The Star of David in the De Bazel building it is the Amsterdam City Archive.
Stephen looking at the Star of David in the De Bazel building it is the Amsterdam City Archive. (Image: Channel 4)

Stephen also visited Amsterdam’s famous Homomonument, the first in the world to pay tribute to the gay men and lesbians murdered by the Nazis. “I rewarded myself with a bit of a sob when I stood there,” Stephen admits, “because I thought of Willem and Frieda and I tried to imagine what they would think, how astonished they would be. Yes, it’s taken a long time, it always takes too long, but nonetheless, it’s really only a lifetime, in which [the Dutch] have gone from not allowing wreaths to celebrating. That’s really important. Very often movements towards progress are like extracting teeth, but they do arrive and, when they do, it’s better not to complain how long they took. Better to celebrate. You carry people with you that way.”

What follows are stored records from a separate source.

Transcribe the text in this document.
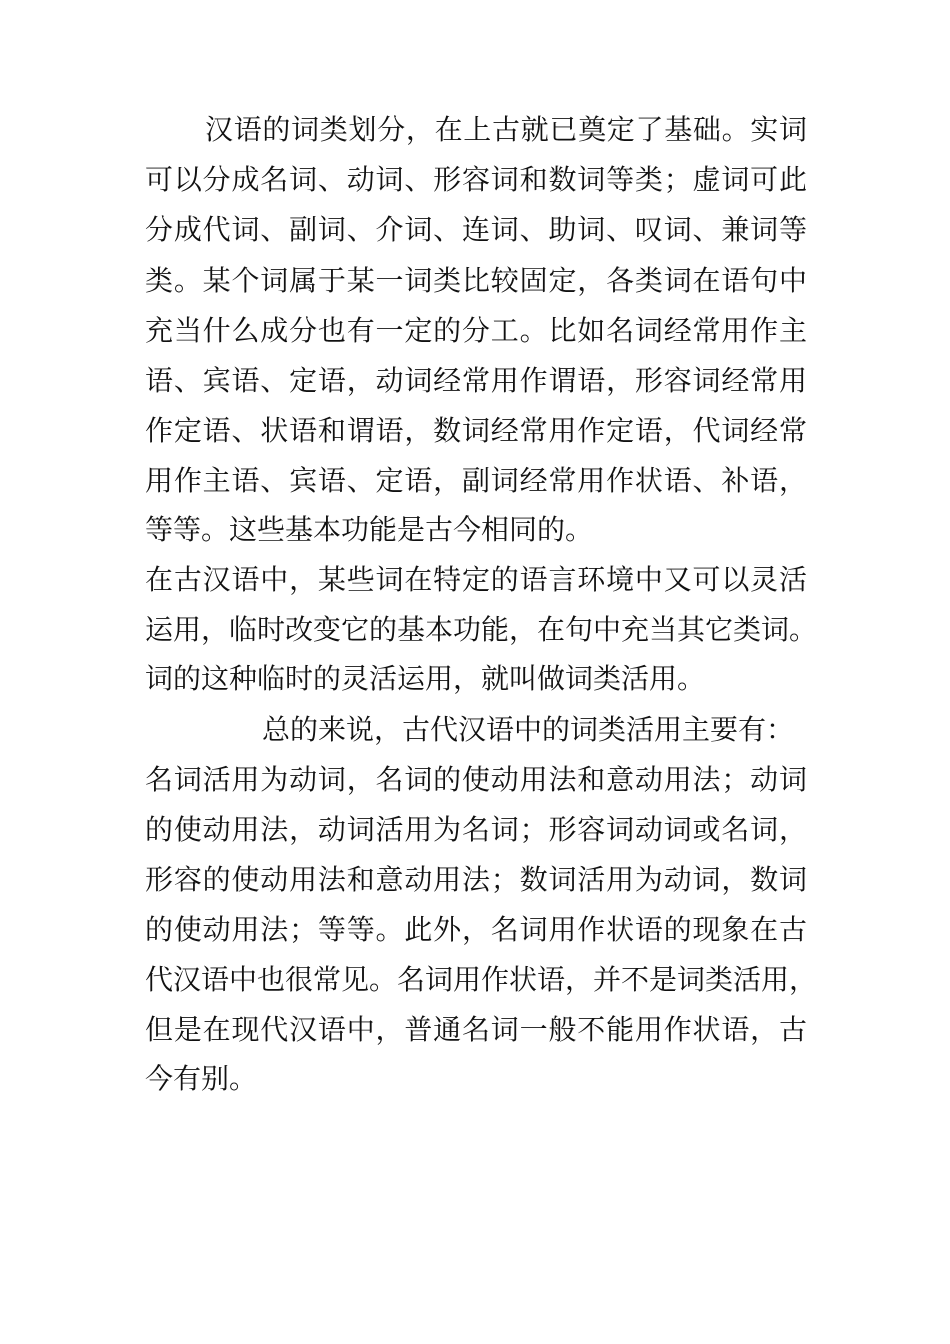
汉语的词类划分，在上古就已奠定了基础。实词
可以分成名词、动词、形容词和数词等类；虚词可此
分成代词、副词、介词、连词、助词、叹词、兼词等
类。某个词属于某一词类比较固定，各类词在语句中
充当什么成分也有一定的分工。比如名词经常用作主
语、宾语、定语，动词经常用作谓语，形容词经常用
作定语、状语和谓语，数词经常用作定语，代词经常
用作主语、宾语、定语，副词经常用作状语、补语，
等等。这些基本功能是古今相同的。
在古汉语中，某些词在特定的语言环境中又可以灵活
运用，临时改变它的基本功能，在句中充当其它类词。
词的这种临时的灵活运用，就叫做词类活用。
总的来说，古代汉语中的词类活用主要有：
名词活用为动词，名词的使动用法和意动用法；动词
的使动用法，动词活用为名词；形容词动词或名词，
形容的使动用法和意动用法；数词活用为动词，数词
的使动用法；等等。此外，名词用作状语的现象在古
代汉语中也很常见。名词用作状语，并不是词类活用，
但是在现代汉语中，普通名词一般不能用作状语，古
今有别。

Stephen Fry’s film is also a celebration, essentially a celebration of man’s love for his fellow man. How appropriate that we are discussing this on Valentine’s Day. “Stephen Fry,” I declare, “Will you be my Valentine?”

“Always and forever,” Stephen replies, then reminds me of the presence of his husband in the next room.

Willem & Frieda: Defying the Nazis is on Channel 4 at 9pm on 2 March.

The theatrical version of Willem & Frieda is screened at BFI Flare: London LGBTQIA+ Film Festival on 24 and 25 March at BFI Southbank.